Reynolds say his research shows 40-70 people, perhaps as many as 150, died when the building collapsed and caught fire, trapping them inside. It as the worst loss of life in a building fire resulting from a tornado in the country's history.

"For whatever reason, little notice was, or has been since, given his horrific conflagration," he said. "No monument has ever been erected on the site. Few (people) have ever taken notice. To Gainesvillians today, it is as if it never happened."

Reynolds's proposal calls for a landscaped "green space" park with decorated, paved pedestrian sidewalks "reminiscent" of Gainesville as a "crossroads town," where two Indian trails intersected.

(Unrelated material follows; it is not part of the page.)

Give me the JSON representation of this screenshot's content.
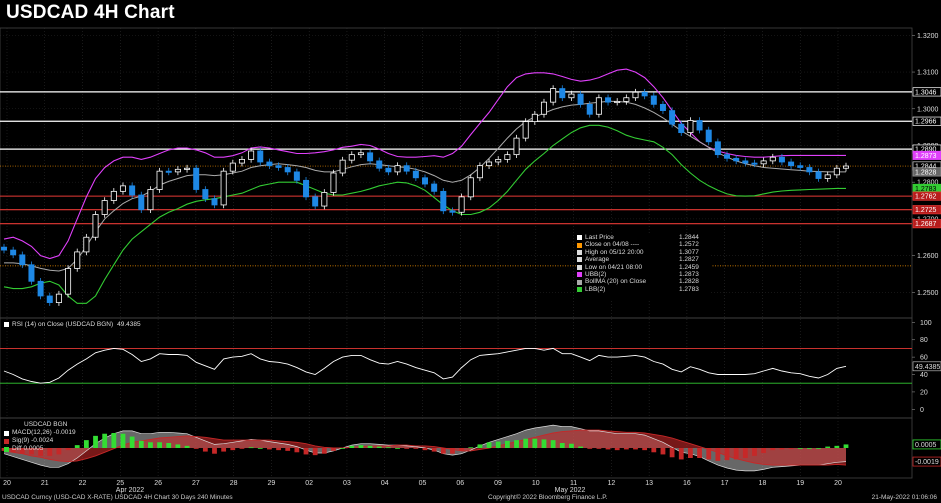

"Adding to its historic location, (it) is directly across Jesse Jewell Parkway from the spring (Mule Camp Spring) that caused Gainesville to be founded in this location in 1821," he said.

Reynolds said the only structure in the park would be a pavilion named "The Women's Memorial Pavilion," in honor of the women who died on the site.

"This 5,000-square-foot flower-shaped open structure would be used for such things as winter ice skating, spring and summer garden shows and farmers' marts, fall festivals and a host of other outdoor activities that would bring people into downtown," Reynolds said. "In the center of the park would be a plaza with paving patterns suggesting Gainesville as a port city to Lake Lanier."